Yeah, but I'm assuming the link phase can inject those while creating a dylib from an rlib.

Yeah, I really don't want those extra inputs to be passed from -Zno-link -> -Zlink-only - they should be derived from the -Zlink-only command line. Otherwise there's too much coupling between the two steps. From my POV, the whole point is to allow the compilation step of -Zno-link to be as decoupled as possible from the linking phase; if you need to know the linker inputs for -Zno-link then you lose that.

This seems relatively reasonable. I can imagine scenarios in which there's more linking complexity than just main and exported symbols, but the general concept seems like it could work.

1 Like

Among the things encoded in the rlink files, but jot commandline or rmeta files are the name of the allocator module. In addition the dependency format calculation really only works for the local crate. If you take an rlib as input the local crate is no longer the crate for which you called -Zno-link but some dummy crate. Queries with LOCAL_CRATE as crate num are never forwarded to the metadata loader.

What I am trying to say is that using rlib is at least as complex as rlink and may even be more complex due to no way to communicate certain things. I have been working on the necessary refactoring to not embed lib paths in the rlink file. I already got it down from up to three copies of the lib path in the rlink file to onlely a single one. That single one should be removable too by encoding the SVH instead and using CrateLoader to load the libs in the -Zlink-only invocation.

Yeah, I had a go at implementing -Zlink-only with a .rlib and it definitely looked tricky to instantiate the rlib as the local crate. I also looked at the shim crate approach, but it wasn't clear to me what side-effects that would have (eg for proc-macro crates).

I'm happy to defer to your judgement that using a .rlib is too hard to implement; I'm primarily thinking about it from the perspective of a rustc user/integrator. A self-contained .rlink file (ie, another renaming of a .a file which contains the necessary metadata and .o files) would be just as simple to integrate.

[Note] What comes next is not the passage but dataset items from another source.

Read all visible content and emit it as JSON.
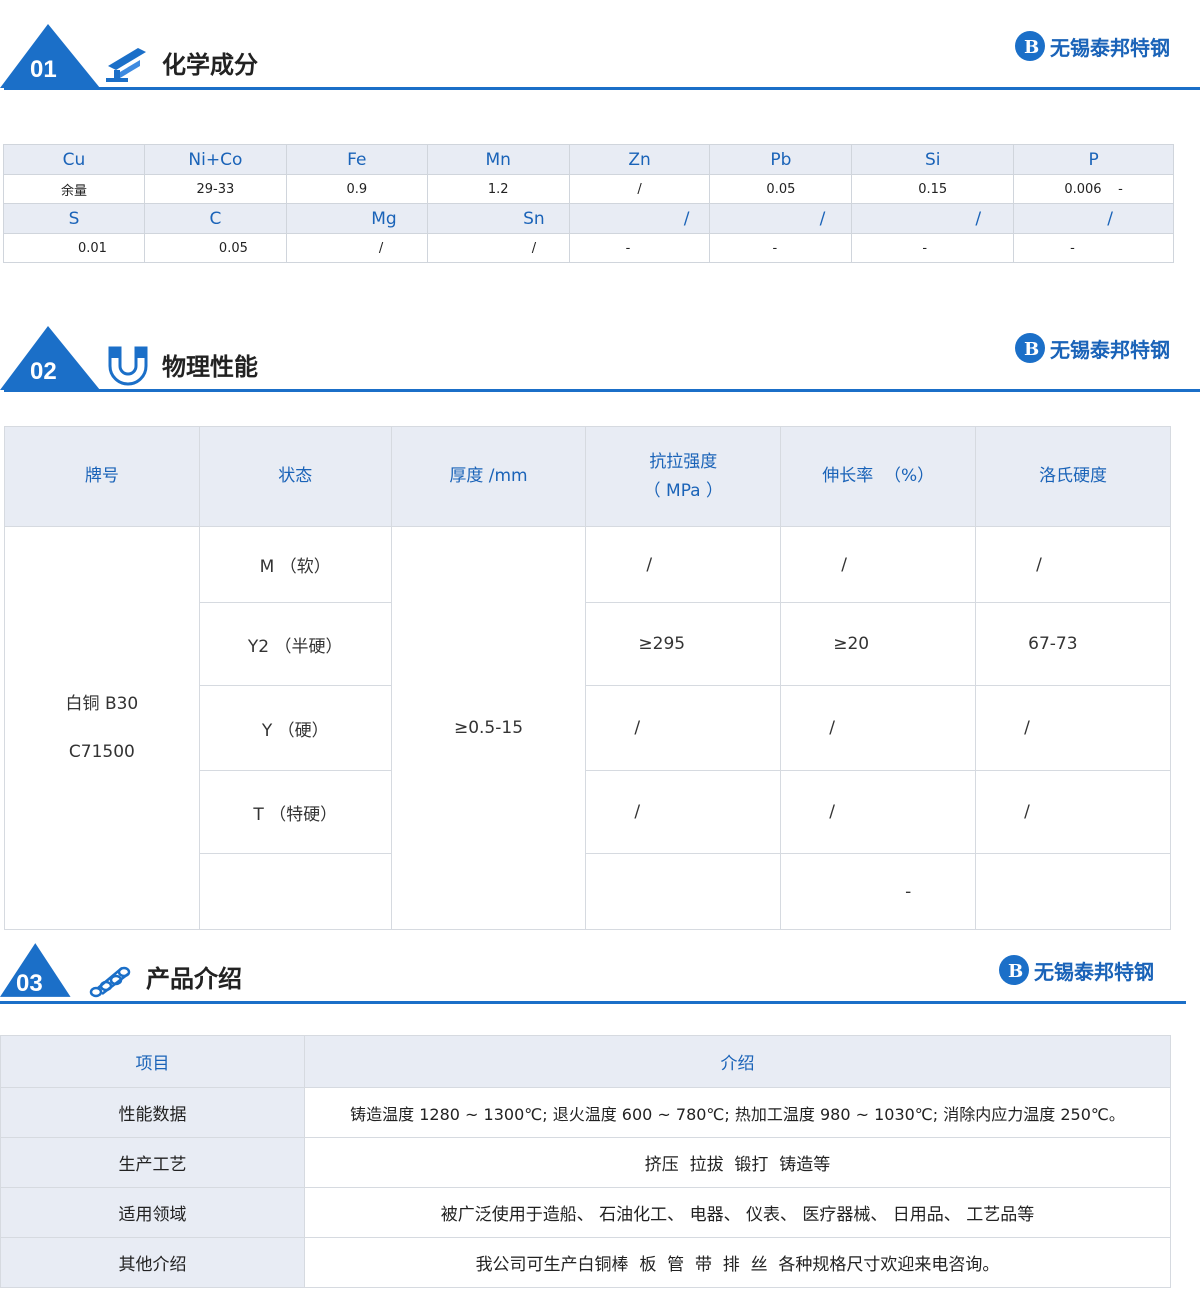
{
  "brand": "无锡泰邦特钢",
  "sections": [
    {
      "num": "01",
      "title": "化学成分"
    },
    {
      "num": "02",
      "title": "物理性能"
    },
    {
      "num": "03",
      "title": "产品介绍"
    }
  ],
  "chem": {
    "row1_headers": [
      "Cu",
      "Ni+Co",
      "Fe",
      "Mn",
      "Zn",
      "Pb",
      "Si",
      "P"
    ],
    "row1_values": [
      "余量",
      "29-33",
      "0.9",
      "1.2",
      "/",
      "0.05",
      "0.15",
      "0.006    -"
    ],
    "row2_headers": [
      "S",
      "C",
      "Mg",
      "Sn",
      "/",
      "/",
      "/",
      "/"
    ],
    "row2_values": [
      "0.01",
      "0.05",
      "/",
      "/",
      "-",
      "-",
      "-",
      "-"
    ]
  },
  "phys": {
    "headers": [
      "牌号",
      "状态",
      "厚度 /mm",
      "抗拉强度",
      "（ MPa ）",
      "伸长率  （%）",
      "洛氏硬度"
    ],
    "grade_line1": "白铜 B30",
    "grade_line2": "C71500",
    "thickness": "≥0.5-15",
    "rows": [
      {
        "state": "M （软）",
        "tensile": "/",
        "elong": "/",
        "hard": "/"
      },
      {
        "state": "Y2 （半硬）",
        "tensile": "≥295",
        "elong": "≥20",
        "hard": "67-73"
      },
      {
        "state": "Y （硬）",
        "tensile": "/",
        "elong": "/",
        "hard": "/"
      },
      {
        "state": "T （特硬）",
        "tensile": "/",
        "elong": "/",
        "hard": "/"
      },
      {
        "state": "",
        "tensile": "",
        "elong": "-",
        "hard": ""
      }
    ]
  },
  "intro": {
    "headers": [
      "项目",
      "介绍"
    ],
    "rows": [
      {
        "label": "性能数据",
        "text": "铸造温度 1280 ~ 1300℃; 退火温度 600 ~ 780℃; 热加工温度 980 ~ 1030℃; 消除内应力温度 250℃。"
      },
      {
        "label": "生产工艺",
        "text": "挤压  拉拔  锻打  铸造等"
      },
      {
        "label": "适用领域",
        "text": "被广泛使用于造船、 石油化工、 电器、 仪表、 医疗器械、 日用品、 工艺品等"
      },
      {
        "label": "其他介绍",
        "text": "我公司可生产白铜棒  板  管  带  排  丝  各种规格尺寸欢迎来电咨询。"
      }
    ]
  }
}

Are you retaining the implementation of serializing CodegenResults but refactoring what it contains? Or taking another approach? It seemed to me that if you want to re-locate all the crate dependencies at link-only time, then CodegenResults as it stands is too late because it already has all the paths.

In the long term I'd like to find some way where rustc can provide enough information to completely construct an external link line, so that we don't have to rely on it to invoke the linker - ie so that a top-level C++ target can link in Rust code in a native way. This would allow us to eliminate cdylib/staticlib whose hermetic "link in all the deps" approach causes all sorts of problems at scale (eg, multiple layers of Rust depending on C++ with the same crate appearing both as a Rust dep and as a C++ dep).

That's a lot more complex than what we're talking about here, so I'm not really going to touch it until we have a clean way to split linking in the simple case.

1 Like

Correct, I am refactoring what it contains. The codegen unit paths are already relative, so I only need to get rid of the dependency paths and compute them at link time instead based on the commandline and a list of all dependency names and SVH's (semantic version hash).

1 Like